Time to pass the blame, then, even though the inevitable concern would be such a hassle. Nobody gave Jade and his worrywart tendencies enough credit. But Floyd leaned forward anyway, grimacing when such a simple motion hurt. Ugh, not being able to move right was going to suck.
Floyd gestured to his back, to the right of his dorsal fin and down the length of it. “Got jumped,” he explained simply and sourly. “Fuckers thought I was an electric eel.”
The dawning horror on Jade’s and Azul’s faces, barely contained by their mastered poker faces, was not easy to see, even out of the corner of his eye. Floyd hadn’t seen the injury himself, only felt it, so he couldn’t even know what they were seeing. Being left out of that, too, when it was his body, literally added insult to injury, in Floyd’s opinion. So Floyd looked away, and Jade and Azul very smartly did not comment much further.
Well, except for the promise of revenge, which was a fantasy Floyd would love to indulge, except it being impossible soured that too.
“I see,” Jade said tightly and full of rage. “And the identity of these scoundrels?”
Floyd sighed, disappointed. “Already arrested.”
“...ah. How fortunate.” At least Jade was missing out on that too; it made Floyd feel better.
“Do you know when you’ll be discharged?” Azul asked. “As much as I am sure they took good care of you, I’m sure Night Raven will have just as good of accommodations.”
“I can leave as soon as I can get up,” Floyd grumbled. Officially, he doubted that was the case, but Floyd didn’t care about that.
“Ah, do you not yet have enough magic to transform back?” Jade surmised. The transformation potions let them switch back and forth pretty easily, but it still took some magic.
“Nah, I got magic. ‘M just… tired.” And, maybe, just a little bit worried about how the wound and the stitches and junk would transfer over. That was why the doctors said not to transform, and Floyd didn’t like being told what to do, but he didn’t like tearing his back open either.
This sucked.
“Perhaps I can talk with the doctors,” Azul said, all business and probably smart enough to know the dangers that Floyd didn’t want to talk about. “We can have something arranged. After all, this crime was committed against you in their jurisdiction; it is only fair that they do everything in their power to accommodate you to your wishes, having suffered this grievous injury.”

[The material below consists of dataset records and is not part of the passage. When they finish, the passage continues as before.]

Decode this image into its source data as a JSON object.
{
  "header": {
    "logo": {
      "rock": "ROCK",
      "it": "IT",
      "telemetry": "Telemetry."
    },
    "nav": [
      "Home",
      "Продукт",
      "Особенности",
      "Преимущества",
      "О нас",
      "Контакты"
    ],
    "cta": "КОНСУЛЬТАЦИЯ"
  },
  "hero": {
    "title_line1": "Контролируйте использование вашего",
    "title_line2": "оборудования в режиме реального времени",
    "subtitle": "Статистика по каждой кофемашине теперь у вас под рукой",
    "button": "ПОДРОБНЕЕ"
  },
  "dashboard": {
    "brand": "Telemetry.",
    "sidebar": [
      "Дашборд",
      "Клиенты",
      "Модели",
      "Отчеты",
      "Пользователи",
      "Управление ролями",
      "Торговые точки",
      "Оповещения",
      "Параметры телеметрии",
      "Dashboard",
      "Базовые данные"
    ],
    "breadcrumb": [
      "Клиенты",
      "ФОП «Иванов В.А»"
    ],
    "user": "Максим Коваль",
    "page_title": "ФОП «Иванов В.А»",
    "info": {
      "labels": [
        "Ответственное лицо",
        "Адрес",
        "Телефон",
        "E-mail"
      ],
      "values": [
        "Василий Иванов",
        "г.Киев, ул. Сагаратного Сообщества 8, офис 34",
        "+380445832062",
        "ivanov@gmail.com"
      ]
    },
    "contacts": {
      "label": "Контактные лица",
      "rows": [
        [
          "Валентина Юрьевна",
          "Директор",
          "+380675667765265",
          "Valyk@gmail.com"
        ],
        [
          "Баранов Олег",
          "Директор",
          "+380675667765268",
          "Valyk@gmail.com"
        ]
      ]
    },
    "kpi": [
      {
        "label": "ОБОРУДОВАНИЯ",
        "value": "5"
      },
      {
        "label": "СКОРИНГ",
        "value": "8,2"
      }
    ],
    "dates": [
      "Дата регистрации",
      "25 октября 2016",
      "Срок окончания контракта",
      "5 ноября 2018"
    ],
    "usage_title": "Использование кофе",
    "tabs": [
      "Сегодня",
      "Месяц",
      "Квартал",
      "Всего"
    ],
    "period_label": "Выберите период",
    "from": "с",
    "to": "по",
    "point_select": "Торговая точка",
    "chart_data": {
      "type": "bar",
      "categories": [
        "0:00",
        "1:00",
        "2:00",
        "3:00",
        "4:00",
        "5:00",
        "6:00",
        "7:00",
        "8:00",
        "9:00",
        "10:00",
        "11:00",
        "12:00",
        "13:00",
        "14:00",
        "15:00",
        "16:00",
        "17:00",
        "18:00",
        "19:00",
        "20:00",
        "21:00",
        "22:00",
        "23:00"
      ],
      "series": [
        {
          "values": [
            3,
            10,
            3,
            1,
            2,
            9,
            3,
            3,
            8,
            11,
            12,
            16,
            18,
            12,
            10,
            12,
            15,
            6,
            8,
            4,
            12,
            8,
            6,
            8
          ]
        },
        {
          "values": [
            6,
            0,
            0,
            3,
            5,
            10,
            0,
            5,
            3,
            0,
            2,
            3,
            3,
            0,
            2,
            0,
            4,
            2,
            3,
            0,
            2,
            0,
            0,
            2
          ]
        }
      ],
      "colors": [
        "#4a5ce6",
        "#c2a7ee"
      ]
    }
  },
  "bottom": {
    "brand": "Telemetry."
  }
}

Oh, Azul was onto something. Leave it to him to find a way to make it sound like they actually owed them for all of this. Floyd grinned back, tired but finally enjoying something in the moment. “Yeah, you got a point there, Azul.”
“Then it’s settled then. We shall have to work something out,” Jade agreed, equally vicious beyond his remaining inability to separate himself from Floyd’s side. Not that Floyd particularly minded, since it meant he could use Jade as a pillow instead of the uncomfortable wall.
He had no doubt in his mind that those two would find a way to expedite this process. Floyd even felt like helping, provided he wasn’t too sleepy, because he wanted to be able to do something again.
…although he would also unrepentantly use this as an excuse to get out of some of the things he didn’t want to do. Floyd was still an opportunist, after all, and he had to find a way to use this ordeal to his advantage, somehow, or else it really might drive him crazy.